No verão de 2018, pelo telefone, a propósito de “Both
Directions at Once”, Ravi Coltrane fazia de Richard Attenborough, em “Parque
Jurássico”, exclamando: “Quem comparar o que aqui está com aquilo que o meu pai
vinha de fazer em quarteto, e principalmente com o que viria a fazer de seguida,
encontra a peça que faltava no seu puzzle.”
Nos dias que correm, resgatar ao olvido um “álbum perdido” de John Coltrane
passa mesmo por engenharia genética – e o sucesso da operação foi de tal ordem,
aliás, que a Impulse insiste em manipular-lhe o ácido desoxirribonucleico. Desta
feita, graças à descoberta de uma sessão de estúdio inédita, de 24 de junho de
1964, em que Coltrane, McCoy Tyner, Jimmy Garrison e Elvin Jones – ali, entre
“Crescent” e “A Love Supreme” – gravaram de modo muito deliberado, não haja
dúvida, um punhado de temas para “Le Chat dans le sac”, do cineasta canadiano
Gilles Groulx. Contrariamente a “Both Directions at Once”, hélas, não possui inéditos, mas, sim – e, ao que tudo indica, por
sugestão do próprio Groulx –, novas versões de ‘Naima’ (estreada em “Giant
Steps”, em 1960), de ‘Village Blues’ (com origem em “Coltrane Jazz”, de 1961),
de ‘Like Sonny’ (idem), de ‘Traneing
In’ (com procedência no LP “John Coltrane with the Red Garland Trio”, de 1958)
e uma reformulação de ‘Out of This World’, de Harold Arlen e Johnny Mercer (tema
de abertura do álbum “Coltrane”, de 1962), fraudulentamente rebatizada como
‘Blue World’. Temperamentais, excêntricas, mas ao mesmo tempo tão humanamente
vitais e transigentes, surgem no filme excertos de quase todas, e só as
desconhecia por completo quem nunca leu “Jazz in the Movies”, de David Meeker (Talisman,
1977), ou quem nunca viu o filme (disponível há anos no sítio do National Film
Board of Canada).
Groulx sabia bem o que queria. E tão importante quanto aquilo que nos
diz sobre o quarteto de Coltrane, em pleno processo histórico de articulação
intercultural, é o que nos revela “Le Chat dans le sac” acerca de um certo cinema
– no caso, e em oposição ao estigma que marcou a década, um cinéma direct, como se dizia no Québec,
que se baseava mais na observação concreta da realidade em curso do que em
crises imaginárias chegadas de outro mundo qualquer (o único momento
verdadeiramente utópico no filme dá-se quando Claude olha para a câmara e confessa
que se tornou colaborador de um jornal para expressar o que lhe “vai no âmago”

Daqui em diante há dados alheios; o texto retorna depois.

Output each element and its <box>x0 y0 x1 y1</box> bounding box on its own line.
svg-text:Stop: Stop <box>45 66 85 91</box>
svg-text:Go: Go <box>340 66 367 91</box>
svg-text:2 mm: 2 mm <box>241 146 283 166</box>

e “chegar às pessoas”, abençoado seja). Está, por isso, tomado por aquele
impulso algo narcísico que, para citar meia dúzia de obras-primas, havia levado
Cassavetes a Charles Mingus (“Sombras”, 1958), Godard a Martial Solal (“O Acossado”,
1959), Naruse a Toshiro Mayuzumi (“Quando uma Mulher Sobe as Escadas”, 1960),
Antonioni a Giorgio Gaslini (“A Noite”, 1961), Polanski a Krzysztof Komeda (“A
Faca na Água”, 1962) ou, porque não, Lopes a Manuel Jorge Veloso (“Belarmino”,
1964): o de delegar no jazz uma noção de intimidade que um mundo em
desintegração total torna interdita e troca por nada. Quanto a isso, Groulx não
podia ser mais sincero: o filme inicia-se com Claude e Barbara a terminarem a
sua relação ao som de ‘Naima’, tema que Coltrane havia dedicado a uma mulher e
que, agora, gravava quando vivia com outra, e que neste contexto acaba por libertar
o casal de si mesmo, sugerindo, como afirmou Pessoa, que a vida não basta. Porquê
“Blue World”, então? Porque, apesar de tudo, e como na época cantava Vinicius,
é “bom viver no azul”. Talvez
Coltrane encontrasse conforto na ideia.